Joe felt this was discriminatory on the basis of sex, and he filed a claim with the Equal Employment Opportunity Commission (EEOC), which allowed him to file a class-action suit under Title VII (the employment provisions) of the federal Civil Rights Act.
Joe’s complaint indicated that the company engaged in a pattern or practice of implementing policies in which staff and third-party agents informed birth fathers like Joe that birth fathers could not qualify as primary caregivers because mothers were presumptively considered primary caregivers, because men could not qualify as primary caregivers, and/or because certain birth fathers did not meet any of the exceptions that would permit them to be primary caregivers.
This resulted in many birth fathers being prevented, discouraged, and deterred from applying to be primary caregivers or were outright denied the opportunity to be primary caregivers under the company’s paid parental leave program.
The company subsequently changed its leave policy to eliminate gender-specific language, and to make clear that fathers as well as mothers were eligible to be designated as primary caregivers, but it was too late; the legal die had been cast. Joe (and many other similarly situated male employees of the fairly large company), as a result of the company’s unlawful sex discrimination, claimed they have suffered significant harm, including the loss of the paid time off, emotional pain and suffering, and other nonpecuniary losses.
Cue sound of a cash register.
The employer agreed to pay $5 million to settle the case without admitting guilt.
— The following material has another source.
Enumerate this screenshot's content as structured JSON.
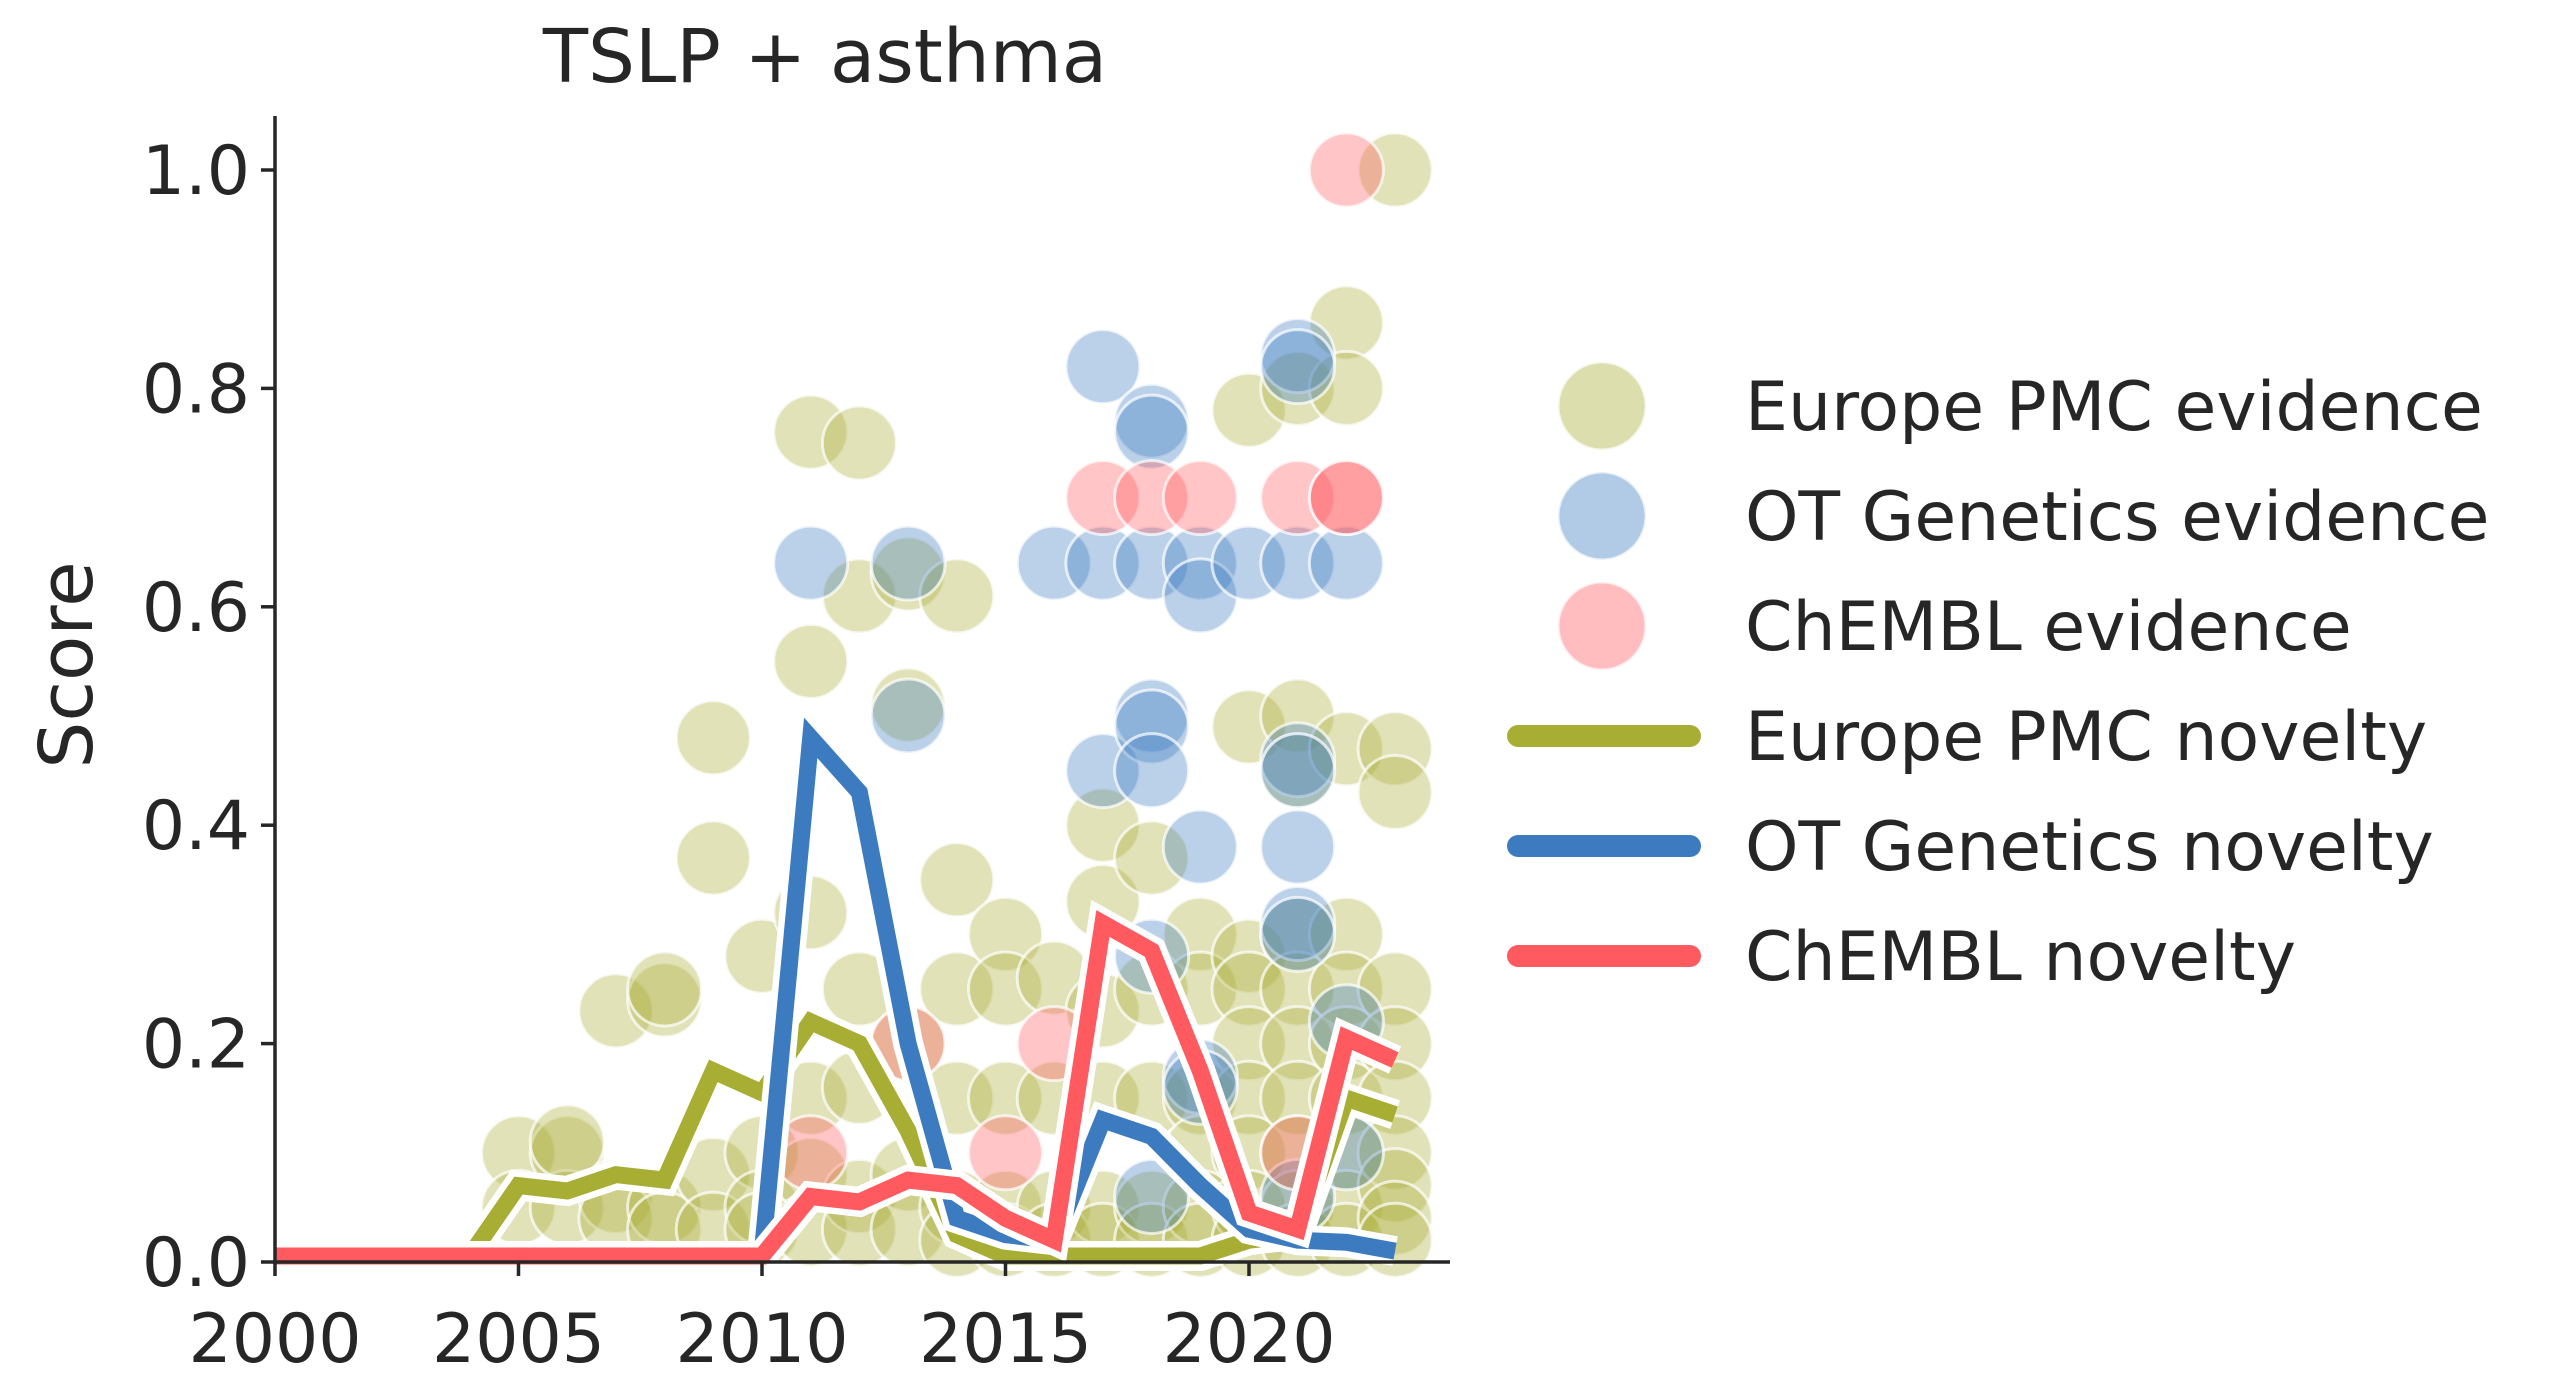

This precedential settlement is the first class action lawsuit to settle sex discrimination claims for a class of fathers who claim they were denied the opportunity to receive equal paid parental leave given to mothers.
If your company has a parental leave policy that provides more leave for one parent than the other based on protected class, such as sex, now would be a good time to review, revise, or somehow address any related concerns.
Rotondo v. JPMorgan Chase Bank, N.A., S.D. Ohio, No. 1:19-cv-408, May 30, 2019.